How are you weighing up risk vs. reward on potential projects? What is your Risk Assessment Strategy?
I think we could all do with a good discussion around this in the property industry. There are a lot of potential risks and I wish it was spoken about more openly – but in a balanced, and productive way…
So let’s go.
This might sound strange to hear, doing what we do… but we at Tomes Homes actually have a very LOW risk profile… and yet we have still managed to do a lot of projects and move things forwards very quickly…
I had a question from a client this week on this very topic, and it forced me to get into more DETAIL about our decision making process when it comes to weighing up risk vs. reward. So I wanted to share this as I hope it can help you too.
Overall, the question is…
What kind of returns do you need to see to feel COMFORTABLE with the RISKS you are taking on?
And the sub questions are…
1- What is your risk assessment model for this?
2- How are you deciding the level at which a projects risk outweighs its potential reward?
3- Which factors weigh most strongly for / against a project?
Some of the areas we would consider as part of this overall assessment are…
- Are you on high interest finance? How confident are you on your timelines? Is there any chance (no matter how small) of timeframes extending beyond the end of your finance terms?
- How confident are you on the viability of your refinance and expected interest rates? Do you have a tried and tested Lender lined up?
- Deal structure: are you fully financing the project with debt, or are you sharing the reward / risk with equity partners?
- Level of refurb / conversion / scope of the project – how many unknowns are there?
- What planning / building control / utility / warranty or similar other factors are there that may be outside your control – how many parties are you reliant on to create a successful project and ‘get out’?
- Current market conditions, is there a chance these could get worse before the end of the project? If so, what is the impact?
- Viability of exit strategies: thinking about how well does it cashflow and how easy would they be to sell if necessary?
- What experience do you have to date of doing this specific type of project (and so therefore what awareness do you have of the potential pitfalls)?
- What team do you have around you to support you, and are you totally confident on their ability to deliver for YOU?
We would be assessing each of these on a ‘reasonable worst case scenario’ basis, to consider just how much impact they could have on the project if things didn’t go our way, and what ideas/plans we can think of to be able to mitigate or deal with these risks where possible.
Our assessment of the factors above have lead to real refinement of our business model: the area, the purchase prices, the deal structure, the finance type, the level of works we would consider and this is all then translated into a level of profit that we would require to be happy moving ahead on each and every project. For us the assessment figure we usually use is % uplift on cost based on the End Value, which gives us the profit margin available for every project. The concept is simple, the higher the risk (as assessed using the areas above), then the higher this % profit margin needs to be.
There are no ‘right’ or ‘wrong’ answers to any of the above – it will be very personal to you and your attitude to risk. But you should know answers to questions like this, and to be able to have a rational discussion around them when deciding whether a deal is right for you or not.

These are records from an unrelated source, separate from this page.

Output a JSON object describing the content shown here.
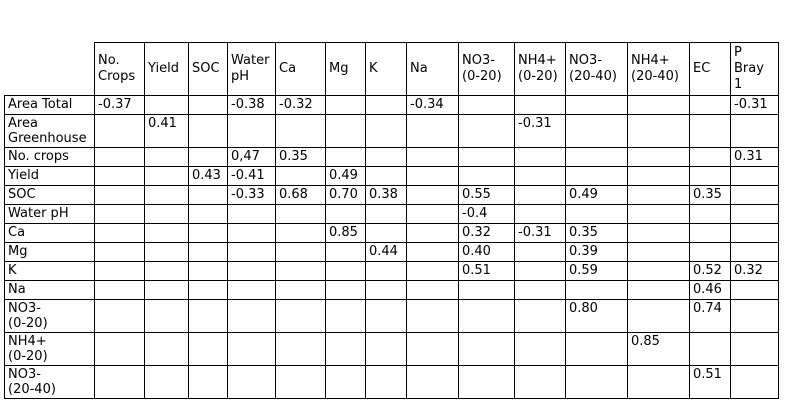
{
  "table": {
    "corner": "",
    "text_color": "#000000",
    "border_color": "#000000",
    "background_color": "#ffffff",
    "columns": [
      "No.\nCrops",
      "Yield",
      "SOC",
      "Water\npH",
      "Ca",
      "Mg",
      "K",
      "Na",
      "NO3-\n(0-20)",
      "NH4+\n(0-20)",
      "NO3-\n(20-40)",
      "NH4+\n(20-40)",
      "EC",
      "P\nBray\n1"
    ],
    "rows": [
      {
        "label": "Area Total",
        "values": [
          "-0.37",
          "",
          "",
          "-0.38",
          "-0.32",
          "",
          "",
          "-0.34",
          "",
          "",
          "",
          "",
          "",
          "-0.31"
        ]
      },
      {
        "label": "Area\nGreenhouse",
        "values": [
          "",
          "0.41",
          "",
          "",
          "",
          "",
          "",
          "",
          "",
          "-0.31",
          "",
          "",
          "",
          ""
        ]
      },
      {
        "label": "No. crops",
        "values": [
          "",
          "",
          "",
          "0,47",
          "0.35",
          "",
          "",
          "",
          "",
          "",
          "",
          "",
          "",
          "0.31"
        ]
      },
      {
        "label": "Yield",
        "values": [
          "",
          "",
          "0.43",
          "-0.41",
          "",
          "0.49",
          "",
          "",
          "",
          "",
          "",
          "",
          "",
          ""
        ]
      },
      {
        "label": "SOC",
        "values": [
          "",
          "",
          "",
          "-0.33",
          "0.68",
          "0.70",
          "0.38",
          "",
          "0.55",
          "",
          "0.49",
          "",
          "0.35",
          ""
        ]
      },
      {
        "label": "Water pH",
        "values": [
          "",
          "",
          "",
          "",
          "",
          "",
          "",
          "",
          "-0.4",
          "",
          "",
          "",
          "",
          ""
        ]
      },
      {
        "label": "Ca",
        "values": [
          "",
          "",
          "",
          "",
          "",
          "0.85",
          "",
          "",
          "0.32",
          "-0.31",
          "0.35",
          "",
          "",
          ""
        ]
      },
      {
        "label": "Mg",
        "values": [
          "",
          "",
          "",
          "",
          "",
          "",
          "0.44",
          "",
          "0.40",
          "",
          "0.39",
          "",
          "",
          ""
        ]
      },
      {
        "label": "K",
        "values": [
          "",
          "",
          "",
          "",
          "",
          "",
          "",
          "",
          "0.51",
          "",
          "0.59",
          "",
          "0.52",
          "0.32"
        ]
      },
      {
        "label": "Na",
        "values": [
          "",
          "",
          "",
          "",
          "",
          "",
          "",
          "",
          "",
          "",
          "",
          "",
          "0.46",
          ""
        ]
      },
      {
        "label": "NO3-\n(0-20)",
        "values": [
          "",
          "",
          "",
          "",
          "",
          "",
          "",
          "",
          "",
          "",
          "0.80",
          "",
          "0.74",
          ""
        ]
      },
      {
        "label": "NH4+\n(0-20)",
        "values": [
          "",
          "",
          "",
          "",
          "",
          "",
          "",
          "",
          "",
          "",
          "",
          "0.85",
          "",
          ""
        ]
      },
      {
        "label": "NO3-\n(20-40)",
        "values": [
          "",
          "",
          "",
          "",
          "",
          "",
          "",
          "",
          "",
          "",
          "",
          "",
          "0.51",
          ""
        ]
      }
    ]
  }
}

Once you’ve decided what you are comfortable with in terms of risk vs. reward then you can make an unemotional business decision as to whether a project fits your personal risk assessment model or not.
You will probably need to reflect on your decision as you go through the purchase process on a project. Every time information of significant importance comes to light in regards to a project, we would always try and review the deal again from a completely fresh perspective, just to ensure it still makes sense for our business to move ahead with it (as if we were being offered that deal afresh at that moment). This is a positive thing to be doing – even though it may feel you are going around in circles sometimes.
When having these ‘Risk Reviews’ on a project when something changes, there are a couple of things that I would say that you should NOT let influence your decision to proceed with a project…
1 – Time you have put in to date
2 – Money invested to date
3 – Letting down stakeholders
These can all influence your EMOTIONS. And when it comes to making a decision to proceed with a project it needs to be based on cold, hard, LOGIC. It’s a business decision.
As a quick estimate, we’ve lost between £15k-£20k (and hundreds of hours of our time) walking away from situations where we have made the decision that a project no longer fits our risk criteria meaning that we are no longer comfortable to move ahead. And with the benefit of hindsight, those have been some of the BEST DECISIONS we have made. I would definitely choose to lose that money again to NOT do those projects.
Don’t just take action and buy something because you want to ‘do something’ – make sure you are weighing up the risk and reward in a balanced way or you could get seriously burned.
There’s no point (in my opinion) just going BIG, building up something massive, that has a high % chance of just falling apart when a few factors don’t go the right way.
DON’T just take MASSIVE ACTION just for the sake of it, because I promise you… there will always be another deal!
Questions, comments, thoughts and builds on the above would all be very much welcome so we can all help each other to do better deals that help us to grow sustainably.